How can we teach someone a language we are unwilling to truly share with them?


Anonymous said...

If you put out a fire, it disappears. If you put out your tea service, it appears. If you put away money, you save it. If you put away drink, you don't save it. If you play an album through in English, you don't "throughplay", you "overplay" it in Czech. If you rub it in in English, you "apartrub", "disrub" in Czech. And so on. And so on. And so on. Of course there's always some logic, but how can you tell which possible logic does actually apply in a particular case without memorizing it?

Nìall Beag said...

My point is that it's easier to try to learn/teach the logic than memorise/drill individual examples in absence of the logic.

Using the example of phrasal verbs, one of the most common strategies in English is to structure your lesson based on the verb, rather than the particle. The student is then presented with single examples from wildly varying structures.

EG "look"
"look up" (to search in a dictionary)
"look forward to" (anticipate)
"look like" (resemble)

But if we take "up", we can identify several meanings:

--"finish up"
--"hang up (the telephone)"
--"close up"
--"line up"
--"dress up" (ie dinner suit, not halloween costume)
--"tidy up"/"clean up"
....and also "hang up (the telephone)

When we follow the logic of the particle, we often find that what looks like two distinct meanings are actually one larger, fuzzier category. Another category crossover is "cashing up" -- it's a "completion" action (you're normally "closing up" at the same time) but it also has a sense of summation and ordering.

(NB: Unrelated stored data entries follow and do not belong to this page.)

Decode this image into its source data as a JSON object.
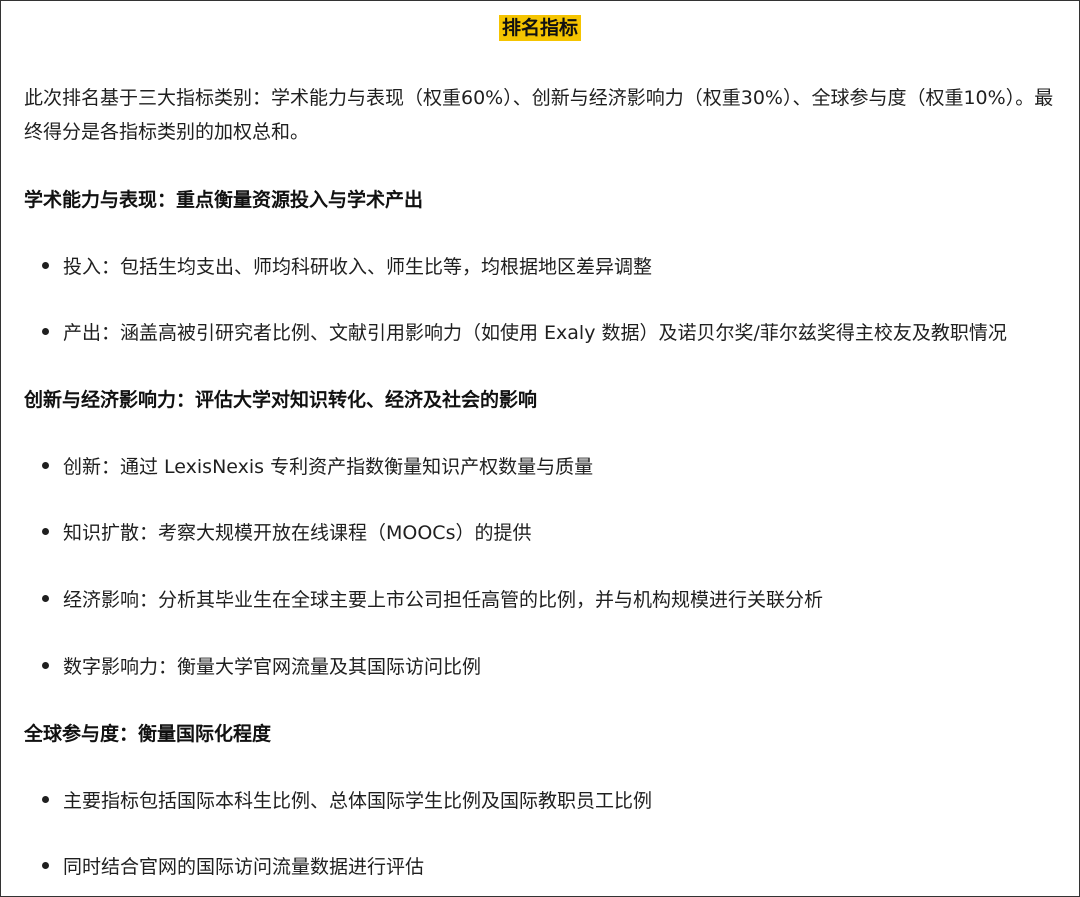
{
  "title": "排名指标",
  "intro": "此次排名基于三大指标类别：学术能力与表现（权重60%）、创新与经济影响力（权重30%）、全球参与度（权重10%）。最终得分是各指标类别的加权总和。",
  "sections": [
    {
      "heading": "学术能力与表现：重点衡量资源投入与学术产出",
      "items": [
        "投入：包括生均支出、师均科研收入、师生比等，均根据地区差异调整",
        "产出：涵盖高被引研究者比例、文献引用影响力（如使用 Exaly 数据）及诺贝尔奖/菲尔兹奖得主校友及教职情况"
      ]
    },
    {
      "heading": "创新与经济影响力：评估大学对知识转化、经济及社会的影响",
      "items": [
        "创新：通过 LexisNexis 专利资产指数衡量知识产权数量与质量",
        "知识扩散：考察大规模开放在线课程（MOOCs）的提供",
        "经济影响：分析其毕业生在全球主要上市公司担任高管的比例，并与机构规模进行关联分析",
        "数字影响力：衡量大学官网流量及其国际访问比例"
      ]
    },
    {
      "heading": "全球参与度：衡量国际化程度",
      "items": [
        "主要指标包括国际本科生比例、总体国际学生比例及国际教职员工比例",
        "同时结合官网的国际访问流量数据进行评估"
      ]
    }
  ],
  "colors": {
    "title_highlight": "#f5c400",
    "text": "#1f1f1f",
    "border": "#333333"
  }
}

But that's not to say there aren't distinct categories. I can't really tie "throwing up" into neatness or completion...!

Nìall Beag said...

(Another "up" category is appearance or arrival: "turn up", "show up", "roll up" etc)

Anonymous said...

I see. I didn't know such strategy was common - when I was learning English, my textbooks only taught phrasal verbs so frequent they couldn't possibly omit, like "look forward to". When they could easily generalize the particle, like "up" for completion or "on" for continuation, they did teach us about the particle's general function. But ambiguous expressions like "put out" or "go off" were studiously ignored and when I later began reading literature I was amazed to discover how common they were.